A federal court has vacated yet another regulatory approval for the Atlantic Coast Pipeline (ACP) project, this time invalidating an air permit for a compressor station in Virginia.

A three-judge panel of the U.S. Court of Appeals for the Fourth Circuit ruled that the Virginia Air Pollution Control Board did not properly consider how the project might impact a minority community in Buckingham County. The court also found that regulators failed to adequately consider alternatives for the compressor station that could better mitigate environmental impacts.

“What matters is whether the board has performed its statutory duty to determine whether this facility is suitable for this site,” because of environmental justice “and potential health risks for the people of Union Hill. It has not,” the court wrote in its decision.

Environmental and community advocacy groups Friends of Buckingham and the Chesapeake Bay Foundation challenged the permit to site the project in historic Union Hill, which has a high population of African Americans whose ancestors established the community after the Civil War.

The Fourth Circuit determined that the air control board leaned too heavily on an incomplete record and did not make adequate findings about the population or the potential environmental impacts.
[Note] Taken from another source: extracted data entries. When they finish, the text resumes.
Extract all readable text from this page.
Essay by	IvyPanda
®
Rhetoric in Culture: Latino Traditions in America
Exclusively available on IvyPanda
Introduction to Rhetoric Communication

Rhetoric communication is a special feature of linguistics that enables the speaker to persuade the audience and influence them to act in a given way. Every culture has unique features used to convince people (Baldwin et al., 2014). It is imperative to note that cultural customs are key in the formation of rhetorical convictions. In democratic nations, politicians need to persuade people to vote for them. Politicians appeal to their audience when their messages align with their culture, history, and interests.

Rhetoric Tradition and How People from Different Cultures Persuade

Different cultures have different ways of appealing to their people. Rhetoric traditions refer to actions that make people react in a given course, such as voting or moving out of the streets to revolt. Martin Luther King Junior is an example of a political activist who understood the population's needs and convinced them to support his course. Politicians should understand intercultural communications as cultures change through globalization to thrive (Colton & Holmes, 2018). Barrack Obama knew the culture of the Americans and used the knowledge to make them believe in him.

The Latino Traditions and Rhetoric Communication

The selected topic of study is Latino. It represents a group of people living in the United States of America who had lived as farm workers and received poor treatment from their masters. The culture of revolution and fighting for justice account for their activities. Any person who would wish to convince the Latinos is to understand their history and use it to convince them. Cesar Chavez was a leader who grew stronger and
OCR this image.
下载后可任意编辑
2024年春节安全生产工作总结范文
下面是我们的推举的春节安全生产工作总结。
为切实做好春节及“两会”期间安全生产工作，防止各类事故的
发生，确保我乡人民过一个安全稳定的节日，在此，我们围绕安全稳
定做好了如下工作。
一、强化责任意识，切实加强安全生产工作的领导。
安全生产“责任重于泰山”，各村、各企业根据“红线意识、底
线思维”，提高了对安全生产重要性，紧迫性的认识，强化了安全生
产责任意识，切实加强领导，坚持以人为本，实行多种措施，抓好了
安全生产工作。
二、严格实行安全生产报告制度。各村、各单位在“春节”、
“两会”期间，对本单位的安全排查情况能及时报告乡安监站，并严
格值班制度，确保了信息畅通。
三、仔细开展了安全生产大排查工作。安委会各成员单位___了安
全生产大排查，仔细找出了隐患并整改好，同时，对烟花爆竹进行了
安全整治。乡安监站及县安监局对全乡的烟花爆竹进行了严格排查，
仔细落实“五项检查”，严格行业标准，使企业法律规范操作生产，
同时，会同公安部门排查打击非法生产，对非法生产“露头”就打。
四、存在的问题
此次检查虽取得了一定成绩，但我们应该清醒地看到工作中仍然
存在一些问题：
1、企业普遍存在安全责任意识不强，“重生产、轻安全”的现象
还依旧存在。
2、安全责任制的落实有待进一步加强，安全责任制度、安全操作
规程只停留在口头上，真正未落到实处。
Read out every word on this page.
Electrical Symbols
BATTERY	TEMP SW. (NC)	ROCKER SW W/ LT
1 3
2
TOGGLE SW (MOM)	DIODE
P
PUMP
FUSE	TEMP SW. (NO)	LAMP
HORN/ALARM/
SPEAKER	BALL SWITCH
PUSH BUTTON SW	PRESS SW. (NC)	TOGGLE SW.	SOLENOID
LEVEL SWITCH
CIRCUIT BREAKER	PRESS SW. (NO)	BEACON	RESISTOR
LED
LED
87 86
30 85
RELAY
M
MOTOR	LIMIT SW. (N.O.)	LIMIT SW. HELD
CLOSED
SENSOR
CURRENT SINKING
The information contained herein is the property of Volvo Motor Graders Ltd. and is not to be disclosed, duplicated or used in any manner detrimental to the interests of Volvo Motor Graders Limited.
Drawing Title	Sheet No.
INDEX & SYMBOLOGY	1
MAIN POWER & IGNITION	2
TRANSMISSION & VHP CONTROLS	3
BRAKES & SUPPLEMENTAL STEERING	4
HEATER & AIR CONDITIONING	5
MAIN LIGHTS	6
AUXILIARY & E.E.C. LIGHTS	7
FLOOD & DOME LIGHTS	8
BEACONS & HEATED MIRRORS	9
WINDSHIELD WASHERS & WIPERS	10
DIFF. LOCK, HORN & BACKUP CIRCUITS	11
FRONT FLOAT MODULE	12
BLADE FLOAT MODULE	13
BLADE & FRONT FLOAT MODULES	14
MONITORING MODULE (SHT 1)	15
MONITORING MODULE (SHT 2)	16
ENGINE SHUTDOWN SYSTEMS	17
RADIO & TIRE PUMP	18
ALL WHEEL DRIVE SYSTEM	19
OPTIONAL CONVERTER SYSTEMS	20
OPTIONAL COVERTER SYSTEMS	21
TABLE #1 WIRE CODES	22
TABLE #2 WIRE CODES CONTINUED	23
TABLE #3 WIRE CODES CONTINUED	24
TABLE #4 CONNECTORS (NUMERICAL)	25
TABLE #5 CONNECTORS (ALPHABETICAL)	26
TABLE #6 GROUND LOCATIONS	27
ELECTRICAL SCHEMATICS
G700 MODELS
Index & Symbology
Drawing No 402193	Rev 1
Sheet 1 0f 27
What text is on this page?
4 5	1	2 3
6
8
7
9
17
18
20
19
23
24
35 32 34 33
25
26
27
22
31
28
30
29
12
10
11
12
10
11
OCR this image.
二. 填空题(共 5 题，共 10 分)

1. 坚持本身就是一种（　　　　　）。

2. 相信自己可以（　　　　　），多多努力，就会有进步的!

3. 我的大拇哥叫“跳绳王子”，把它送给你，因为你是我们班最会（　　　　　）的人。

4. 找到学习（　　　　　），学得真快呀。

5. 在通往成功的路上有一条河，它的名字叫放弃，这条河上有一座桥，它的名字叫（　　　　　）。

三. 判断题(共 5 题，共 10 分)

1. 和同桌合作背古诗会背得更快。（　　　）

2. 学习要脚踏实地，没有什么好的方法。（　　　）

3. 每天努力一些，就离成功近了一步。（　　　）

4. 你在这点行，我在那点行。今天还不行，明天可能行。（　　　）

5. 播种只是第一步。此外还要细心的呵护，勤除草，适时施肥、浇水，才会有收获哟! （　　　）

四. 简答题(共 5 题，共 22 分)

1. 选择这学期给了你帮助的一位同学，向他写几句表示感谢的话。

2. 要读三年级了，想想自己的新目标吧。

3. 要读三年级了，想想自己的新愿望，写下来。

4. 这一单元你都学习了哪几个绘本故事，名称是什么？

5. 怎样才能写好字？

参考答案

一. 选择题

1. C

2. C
Environmental justice reviews are typically conducted to determine whether a project will have a disproportionate impact on minority or low-income communities. The court also questioned why electric turbines were not considered for the compressor station instead of gas-fired turbines.

Under state law, regulators are required to consider environmental justice factors in approving a project. The court also noted that Gov. Ralph Northam’s administration in 2018 recommended suspending the permitting decision “pending further review of the station’s impacts on the health and the lives of those living in close proximity.”

The court vacated the permit and remanded it to the board.

The latest setback for ACP follows a series of regulatory and legal delays, a number of which have come at the Fourth Circuit. The project can’t move ahead until the court’s December 2018 ruling is resolved, which tossed approval to cross the Appalachian National Scenic Trail. That ruling could impact other natural gas infrastructure projects in the future.

The U.S. Supreme Court has agreed to hear ACP’s appeal of the decision in the coming months.

The 600-mile ACP would carry 1.5 Bcf/d of Appalachian gas through mountainous terrain from West Virginia to Virginia and North Carolina.